S. Latifi and J. Kanai, "Rapid Manipulation of Images Compressed by
the CCITT Group III 1-D Coding Scheme," Proceedings of the 1997
International Conference on Imaging Science, Systems, and Technology
(CISST'97), Las Vegas, Nevada, June 30 - July 3, 1997, pp. 351-354.
J. Kanai and A. Bagdanov, "Projection Profile Based Skew Estimation
Algorithm for JBIG Compressed Images," To appear: International
Journal of Document Analysis and Recognition, Springer-Verlag, Volume
1, No. 1, 1998.
Area Background
In general, a lossless data compression algorithm consists of a
transformation/decomposition process and an encoding process. A
lossy compression algorithm utilizes a quantization process before an
encoding process. Our approach attempts to extract useful information
while decoding the bit stream corresponding to a compressed data. We
also investigate algorithms that manipulate intermediate symbols
generated by a decoding process rather than the original raw data.
Data are expected be processed more rapidly using less memory.
Area References
Since our research relates to both areas of data compression and
information (image) processing, familiarity with data
compression techniques and information processing algorithms is essential.

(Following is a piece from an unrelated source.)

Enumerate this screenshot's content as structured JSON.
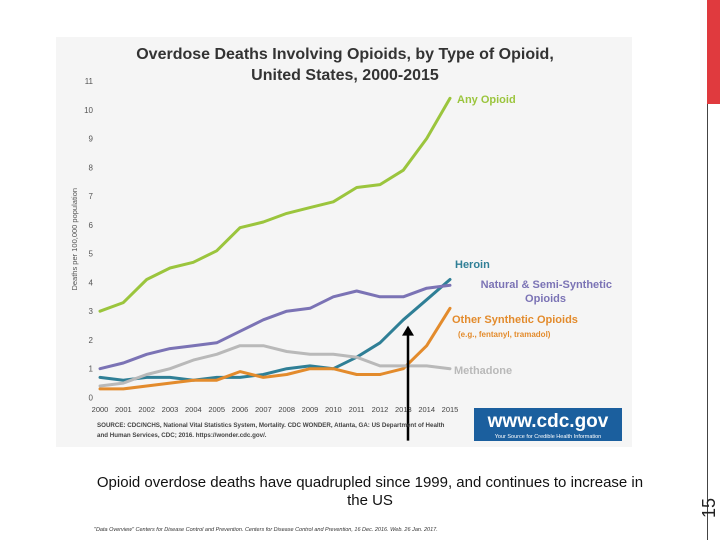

K. R. Castleman, Digital Image Processing, Prentice Hall, 1996.
K. Sayood, Introduction to Data Compression, Morgan Kaufmann
Publishers, Inc., 1996.
Y. Shima, S. Kashioka, and J. Higashino,
"A High-Speed Rotation Method for Binary Images Based on
Coordinate Operation of
Run Data", Systems and Computers in Japan, vol. 20,
no. 6, pp. 91-102, 1989.
A. L. Spitz, "Analysis of Compressed Document Images for
Dominant Skew, Multiple Skew and Logotype Detection," To appear
Computer Vision and Image Understanding, May, 1998.
Potential Related Projects
Data base operations could be done more efficiently if data were stored
(perhaps in some sort of compressed form) and queried differently from
the classic methods.
Specific compression techniques may prove useful in
improving performance of data intensive applications such as data mining.